As some stroke survivors do, she also developed an accent that lasted about six months. Hers sounded Jamaican. "My speech therapist actually asked me where I was from," Coleman said. "I was like, 'I from Chicago.'"
But after more than two months of rehab, Coleman was back to work as a nursing professor at the University of Memphis. "I was determined to get back functioning as quickly as possible," she said.
Coleman felt dismissed during her second stroke
Coleman doesn't know why her second experience at the same hospital and with the same provider went so differently. But she does know it feeling ignored and having pain overlooked by healthcare professionals is all too common among Black women.
"I hear it a lot," she said, "that African Americans, and specifically women, are just dismissed with their pain."
One 2016 study, for instance, found that about half of white medical students and residents endorsed false beliefs about biological differences between Black and white people, like that Black people's nerve endings are less sensitive and their skin is thicker. In turn, they rated Black patients' pain as lower and made less accurate treatment recommendations.

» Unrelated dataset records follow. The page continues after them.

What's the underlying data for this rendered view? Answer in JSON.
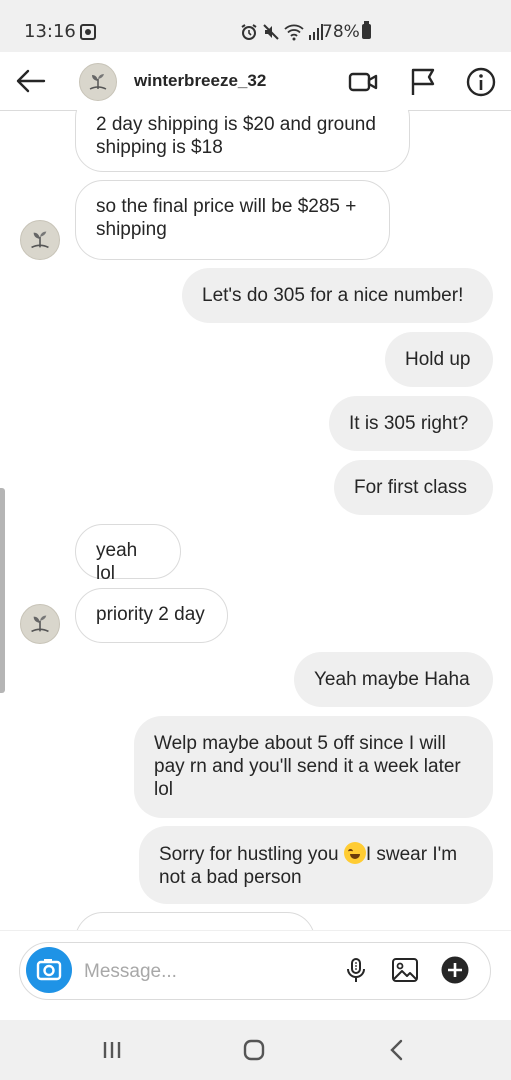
{
  "status_bar": {
    "time": "13:16",
    "battery": "78%",
    "icons": [
      "photo-notification-icon",
      "alarm-icon",
      "mute-icon",
      "wifi-icon",
      "signal-icon",
      "battery-icon"
    ]
  },
  "header": {
    "username": "winterbreeze_32",
    "icons": [
      "back-arrow-icon",
      "video-call-icon",
      "flag-icon",
      "info-icon"
    ]
  },
  "messages": [
    {
      "side": "in",
      "text": "2 day shipping is $20 and ground shipping is $18"
    },
    {
      "side": "in",
      "text": "so the final price will be $285 + shipping"
    },
    {
      "side": "out",
      "text": "Let's do 305 for a nice number!"
    },
    {
      "side": "out",
      "text": "Hold up"
    },
    {
      "side": "out",
      "text": "It is 305 right?"
    },
    {
      "side": "out",
      "text": "For first class"
    },
    {
      "side": "in",
      "text": "yeah lol"
    },
    {
      "side": "in",
      "text": "priority 2 day"
    },
    {
      "side": "out",
      "text": "Yeah maybe Haha"
    },
    {
      "side": "out",
      "text": "Welp maybe about 5 off since I will pay rn and you'll send it a week later lol"
    },
    {
      "side": "out",
      "text_before": "Sorry for hustling you ",
      "emoji": "grinning-squinting-face",
      "text_after": "I swear I'm not a bad person"
    }
  ],
  "composer": {
    "placeholder": "Message...",
    "icons": [
      "camera-icon",
      "microphone-icon",
      "gallery-icon",
      "add-icon"
    ]
  },
  "nav_bar": {
    "icons": [
      "recent-apps-icon",
      "home-icon",
      "back-icon"
    ]
  },
  "colors": {
    "camera_button": "#1f93e6",
    "outgoing_bubble": "#efefef",
    "incoming_border": "#dbdbdb",
    "text": "#262626",
    "placeholder": "#a8a8a8"
  }
}
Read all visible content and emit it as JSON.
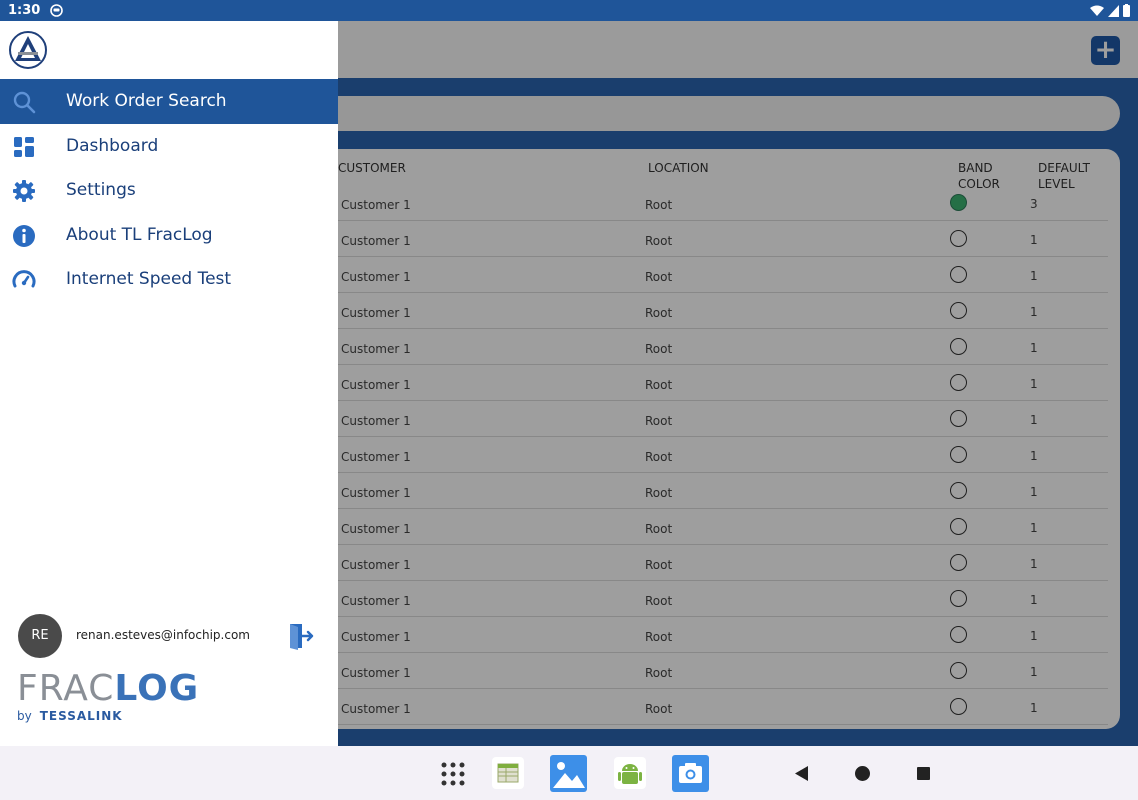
{
  "status_bar": {
    "time": "1:30"
  },
  "header": {
    "add_button_label": "+"
  },
  "table": {
    "headers": {
      "customer": "CUSTOMER",
      "location": "LOCATION",
      "band_color": "BAND\nCOLOR",
      "default_level": "DEFAULT\nLEVEL"
    },
    "rows": [
      {
        "customer": "Customer 1",
        "location": "Root",
        "band": "green",
        "level": "3"
      },
      {
        "customer": "Customer 1",
        "location": "Root",
        "band": "none",
        "level": "1"
      },
      {
        "customer": "Customer 1",
        "location": "Root",
        "band": "none",
        "level": "1"
      },
      {
        "customer": "Customer 1",
        "location": "Root",
        "band": "none",
        "level": "1"
      },
      {
        "customer": "Customer 1",
        "location": "Root",
        "band": "none",
        "level": "1"
      },
      {
        "customer": "Customer 1",
        "location": "Root",
        "band": "none",
        "level": "1"
      },
      {
        "customer": "Customer 1",
        "location": "Root",
        "band": "none",
        "level": "1"
      },
      {
        "customer": "Customer 1",
        "location": "Root",
        "band": "none",
        "level": "1"
      },
      {
        "customer": "Customer 1",
        "location": "Root",
        "band": "none",
        "level": "1"
      },
      {
        "customer": "Customer 1",
        "location": "Root",
        "band": "none",
        "level": "1"
      },
      {
        "customer": "Customer 1",
        "location": "Root",
        "band": "none",
        "level": "1"
      },
      {
        "customer": "Customer 1",
        "location": "Root",
        "band": "none",
        "level": "1"
      },
      {
        "customer": "Customer 1",
        "location": "Root",
        "band": "none",
        "level": "1"
      },
      {
        "customer": "Customer 1",
        "location": "Root",
        "band": "none",
        "level": "1"
      },
      {
        "customer": "Customer 1",
        "location": "Root",
        "band": "none",
        "level": "1"
      }
    ]
  },
  "drawer": {
    "menu": [
      {
        "label": "Work Order Search",
        "icon": "search-icon",
        "active": true
      },
      {
        "label": "Dashboard",
        "icon": "dashboard-icon",
        "active": false
      },
      {
        "label": "Settings",
        "icon": "gear-icon",
        "active": false
      },
      {
        "label": "About TL FracLog",
        "icon": "info-icon",
        "active": false
      },
      {
        "label": "Internet Speed Test",
        "icon": "speedometer-icon",
        "active": false
      }
    ],
    "user": {
      "initials": "RE",
      "email": "renan.esteves@infochip.com"
    },
    "brand": {
      "frac": "FRAC",
      "log": "LOG",
      "by": "by",
      "tessalink": "TESSALINK"
    }
  },
  "colors": {
    "primary": "#1f5599",
    "band_green": "#3cb371"
  }
}
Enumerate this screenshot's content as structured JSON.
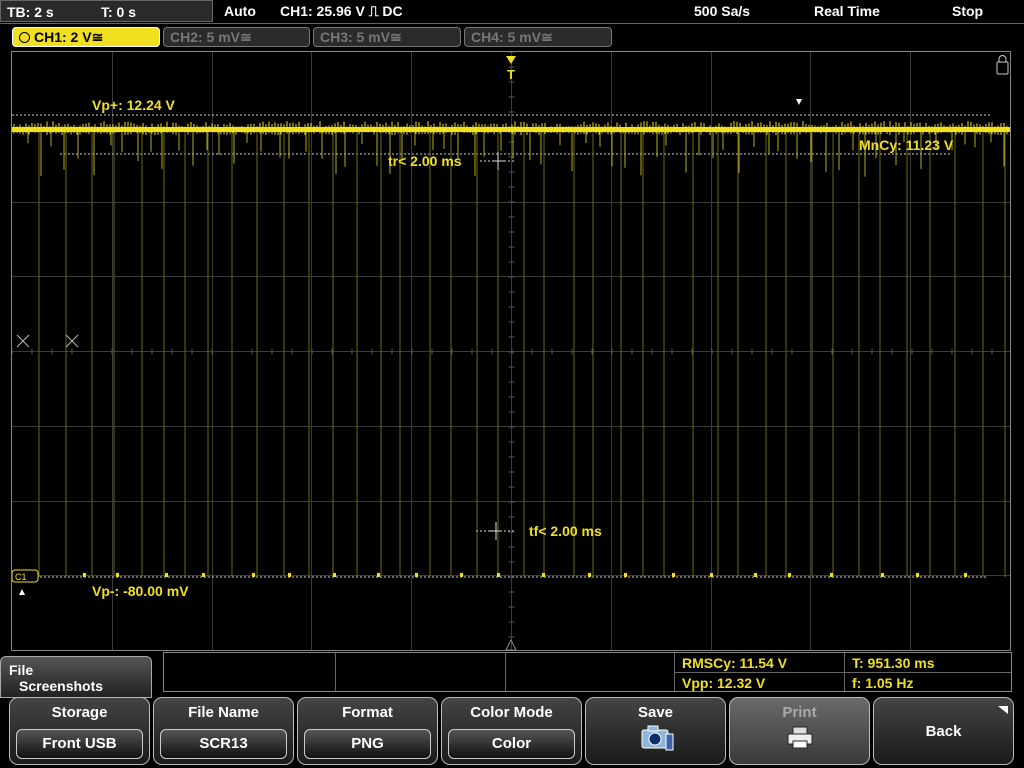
{
  "status": {
    "timebase": "TB: 2 s",
    "trigger_time": "T: 0 s",
    "trigger_mode": "Auto",
    "trigger_info": "CH1: 25.96 V ⎍ DC",
    "sample_rate": "500 Sa/s",
    "acq_mode": "Real Time",
    "run_state": "Stop"
  },
  "channels": [
    {
      "label": "CH1: 2 V≅",
      "active": true
    },
    {
      "label": "CH2: 5 mV≅",
      "active": false
    },
    {
      "label": "CH3: 5 mV≅",
      "active": false
    },
    {
      "label": "CH4: 5 mV≅",
      "active": false
    }
  ],
  "waveform": {
    "trigger_marker": "T",
    "ch_marker": "C1",
    "vp_plus": "Vp+: 12.24 V",
    "vp_minus": "Vp-: -80.00 mV",
    "rise": "tr< 2.00 ms",
    "fall": "tf< 2.00 ms",
    "mncy": "MnCy: 11.23 V",
    "trace_color": "#f0e020"
  },
  "measurements": {
    "rmscy": "RMSCy: 11.54 V",
    "vpp": "Vpp: 12.32 V",
    "period": "T: 951.30 ms",
    "freq": "f: 1.05 Hz"
  },
  "menu": {
    "title_line1": "File",
    "title_line2": "Screenshots"
  },
  "softkeys": [
    {
      "title": "Storage",
      "value": "Front USB"
    },
    {
      "title": "File Name",
      "value": "SCR13"
    },
    {
      "title": "Format",
      "value": "PNG"
    },
    {
      "title": "Color Mode",
      "value": "Color"
    },
    {
      "title": "Save",
      "icon": "camera-save-icon"
    },
    {
      "title": "Print",
      "icon": "printer-icon"
    },
    {
      "title": "Back"
    }
  ]
}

Coleman said her pain wasn't treated at first because, as the neurologist told Coleman's primary care physician, "she doesn't look like she's in pain."
"They presume that individuals are not in pain because we're not presenting the way they think we should," Coleman said. "I wasn't writhing on the ground. I wasn't using profanity. But everyone's pain is different."
Coleman, who's currently administering COVID-19 vaccines and working to publish research on women and cardiovascular disease, wants to teach her nursing students just that. "I hope to train them where they are not looking at a person as this skin color," she said. "I hope that they are looking at a person as a whole."
She hopes patients don't box themselves into a category either, like thinking that because they're young and healthy, they can't experience a stroke. "I use my strength to keep going and pushing forward and advocating for other people," Coleman said, "so that another young lady does not have to go through what I've been through."